Rules of Engagement (Çatışma Kuralları 2001) filmi ABD deniz kuvvetlerine teşekkür ile bitirilmesini önemli bir gösterge olarak kabul edebiliriz. Bununla birlikte, 11 Eylül öncesi Savunma Bakanlığına teşekkür eden on dört film söz konusudur. 30 Kasım 2000’de Savunma Bakanı Wiliam Cohen Motion Picture Association başkanı Jack Valenti onuruna Pentagon’da Hollywood’un tanınmış kişileri için bir yemek vermiştir. Bu yakınlığın sebebini Kenneth Bacon’ın sözleri çok iyi anlatmıştır. “Askeri hayatın önemini gösteren televizyon şovlarımız ve filmlerimizin varlığı, askere alınma için daha cazip bir atmosfer yaratabilir” (Shaheen 22). ABD’nin dış politikalarını uygulamada daha çok askere ihtiyacı olduğu düşünüldüğünde, Bacon’ın değindiği üzere, atmosfer ABD’nin istediği şekilde değiştirilmiştir. James Cameron bunu açıkça ifade etmektedir. “Bence artık filmleri nasıl yarattığımızın doğası gerçekten değişiyor. Stüdyo, ABD Savunma Bakanlığı ve ABD Deniz Havacılığı Kuvvetlerinin işbirliği için çok teşekkür eder” (Arti 15).

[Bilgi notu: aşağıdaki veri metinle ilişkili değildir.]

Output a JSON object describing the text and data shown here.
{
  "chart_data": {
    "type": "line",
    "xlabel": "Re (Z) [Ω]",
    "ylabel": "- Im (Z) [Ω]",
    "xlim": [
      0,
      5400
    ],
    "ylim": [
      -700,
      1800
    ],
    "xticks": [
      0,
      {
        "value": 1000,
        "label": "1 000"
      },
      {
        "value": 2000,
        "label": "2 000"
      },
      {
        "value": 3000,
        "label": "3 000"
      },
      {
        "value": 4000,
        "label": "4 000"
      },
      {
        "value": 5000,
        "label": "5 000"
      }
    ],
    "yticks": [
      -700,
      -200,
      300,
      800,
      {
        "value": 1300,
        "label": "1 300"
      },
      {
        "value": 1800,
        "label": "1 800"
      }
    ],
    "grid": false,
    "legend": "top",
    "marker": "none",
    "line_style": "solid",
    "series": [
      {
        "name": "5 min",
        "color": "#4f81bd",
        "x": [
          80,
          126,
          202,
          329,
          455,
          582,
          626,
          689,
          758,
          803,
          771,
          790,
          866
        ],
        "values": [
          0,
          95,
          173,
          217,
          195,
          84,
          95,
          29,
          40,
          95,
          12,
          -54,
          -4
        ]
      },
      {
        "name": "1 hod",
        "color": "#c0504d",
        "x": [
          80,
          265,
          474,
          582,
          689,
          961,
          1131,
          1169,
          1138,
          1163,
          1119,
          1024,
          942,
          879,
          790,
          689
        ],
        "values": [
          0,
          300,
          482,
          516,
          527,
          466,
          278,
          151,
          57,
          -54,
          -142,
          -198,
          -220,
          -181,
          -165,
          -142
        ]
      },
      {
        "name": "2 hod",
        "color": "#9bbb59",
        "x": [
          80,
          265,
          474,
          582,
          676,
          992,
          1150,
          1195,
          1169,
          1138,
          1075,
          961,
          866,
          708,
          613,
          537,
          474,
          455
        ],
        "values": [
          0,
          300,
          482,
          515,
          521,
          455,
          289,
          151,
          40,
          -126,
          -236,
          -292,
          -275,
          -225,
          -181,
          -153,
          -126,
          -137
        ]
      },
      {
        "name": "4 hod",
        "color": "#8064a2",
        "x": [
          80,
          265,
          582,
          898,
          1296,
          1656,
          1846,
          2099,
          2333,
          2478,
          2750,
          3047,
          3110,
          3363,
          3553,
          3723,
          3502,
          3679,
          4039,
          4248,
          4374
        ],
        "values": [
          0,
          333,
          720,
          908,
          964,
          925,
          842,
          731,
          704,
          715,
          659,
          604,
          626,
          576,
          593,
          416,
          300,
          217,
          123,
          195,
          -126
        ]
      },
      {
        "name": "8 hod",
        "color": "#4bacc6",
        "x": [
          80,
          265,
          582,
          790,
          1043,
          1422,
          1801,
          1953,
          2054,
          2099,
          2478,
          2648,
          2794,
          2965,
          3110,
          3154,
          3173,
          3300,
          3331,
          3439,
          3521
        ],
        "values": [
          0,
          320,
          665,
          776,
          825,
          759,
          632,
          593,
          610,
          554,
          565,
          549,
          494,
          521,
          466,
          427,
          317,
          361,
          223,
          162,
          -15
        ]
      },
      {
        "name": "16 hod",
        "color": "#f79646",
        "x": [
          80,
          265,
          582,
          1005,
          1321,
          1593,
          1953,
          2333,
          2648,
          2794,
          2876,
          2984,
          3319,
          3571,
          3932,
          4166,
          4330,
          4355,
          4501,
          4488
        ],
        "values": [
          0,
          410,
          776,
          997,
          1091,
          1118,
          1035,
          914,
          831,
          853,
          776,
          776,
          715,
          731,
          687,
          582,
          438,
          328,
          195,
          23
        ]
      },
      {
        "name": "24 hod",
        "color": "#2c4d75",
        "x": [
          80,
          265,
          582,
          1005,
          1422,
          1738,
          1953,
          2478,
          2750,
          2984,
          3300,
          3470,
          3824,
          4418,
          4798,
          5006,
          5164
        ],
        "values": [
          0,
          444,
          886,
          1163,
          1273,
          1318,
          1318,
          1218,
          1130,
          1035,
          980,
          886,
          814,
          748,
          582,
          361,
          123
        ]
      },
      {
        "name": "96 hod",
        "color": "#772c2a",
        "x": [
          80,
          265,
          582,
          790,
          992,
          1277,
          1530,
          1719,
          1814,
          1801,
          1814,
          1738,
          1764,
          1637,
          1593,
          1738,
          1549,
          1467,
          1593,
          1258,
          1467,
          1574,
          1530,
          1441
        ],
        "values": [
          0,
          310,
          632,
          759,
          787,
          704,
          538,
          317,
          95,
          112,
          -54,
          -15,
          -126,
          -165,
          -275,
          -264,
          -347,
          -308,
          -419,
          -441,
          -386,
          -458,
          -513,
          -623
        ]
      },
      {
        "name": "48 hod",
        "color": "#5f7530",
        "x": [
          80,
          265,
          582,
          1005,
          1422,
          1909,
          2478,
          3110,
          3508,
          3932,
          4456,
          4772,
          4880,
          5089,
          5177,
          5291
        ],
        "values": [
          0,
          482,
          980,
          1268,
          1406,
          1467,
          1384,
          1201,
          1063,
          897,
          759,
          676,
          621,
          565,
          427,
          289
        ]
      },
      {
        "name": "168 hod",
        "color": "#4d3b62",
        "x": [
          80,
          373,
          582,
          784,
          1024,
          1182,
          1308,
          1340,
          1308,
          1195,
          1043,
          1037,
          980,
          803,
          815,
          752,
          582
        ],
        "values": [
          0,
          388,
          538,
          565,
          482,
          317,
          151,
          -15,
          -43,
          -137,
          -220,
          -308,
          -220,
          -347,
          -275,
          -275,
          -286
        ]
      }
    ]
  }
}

Bu sürece bağlı olarak Hollywood filmlerinin doğasının da ABD siyasetine göre değişim gösterdiğini söyleyebiliriz. ABD politikası da bölgede daha çok askeri harekât ve müdahale etmeye doğru yön almıştır. Bu dönemde, Washington ve Pentagon’un çıkarları filmlere yansımış ve film yapımları ile dayanışmaları açık bir biçimde ortaya çıkmıştır. Dolayısıyla Hollywood film endüstrisinin bir bölümü Amerikan siyasetini meşrulaştıran ve kamuoyu yaratan bir fonksiyon göstermiştir. 11 Eylül’e yaklaşırken, Rules of Engagement (Çatışma Kuralları 2001) gibi filmlerde olduğu gibi, Arap kadın ve çocukların öldürüldüğü filmlerin sinema salonlarında alkışladığı bir kamuoyu ortaya çıkmıştır. “Bazı izleyiciler, Amerikan denizcilerinin Arapları silahlarla taramalarını alkışladılar. Bunun kültürel duyarsızlık sebebi ile değil fakat daha çok yüz yıldan fazla Hollywood’un Arapları düşman imajına indirgemesinden dolayı yaptılar” (Shaheen 21).

11 Eylül’e girerken ABD Ortadoğu’da düşmanını seçmiş, onu kendisine tehdit olarak belirlemiştir. Bunu yapmak için Hollywood’un gücünü kullanmış ve başarıya ulaşmıştır. Bu başarıyı getiren ise ülke çıkarları çerçevesinde yukarıda değindiğimiz Hollywood, Pentagon ve Washington’un uzun süredir devam eden birlikteliği olmuştur. Washington’un politikaları film senaryolarına yansımış, filmlerin çekimi için gerekli olan askeri destek ve alt yapı konusunda Pentagon devreye girmiştir. Washington ve Pentagon desteğini arkasına alan Hollywood da uzun süredir devam eden Oryantalist söylemi adeta kurumsallaştırarak Ortadoğulu temsilleri üretmiş ve kamuoyuna sunmuştur.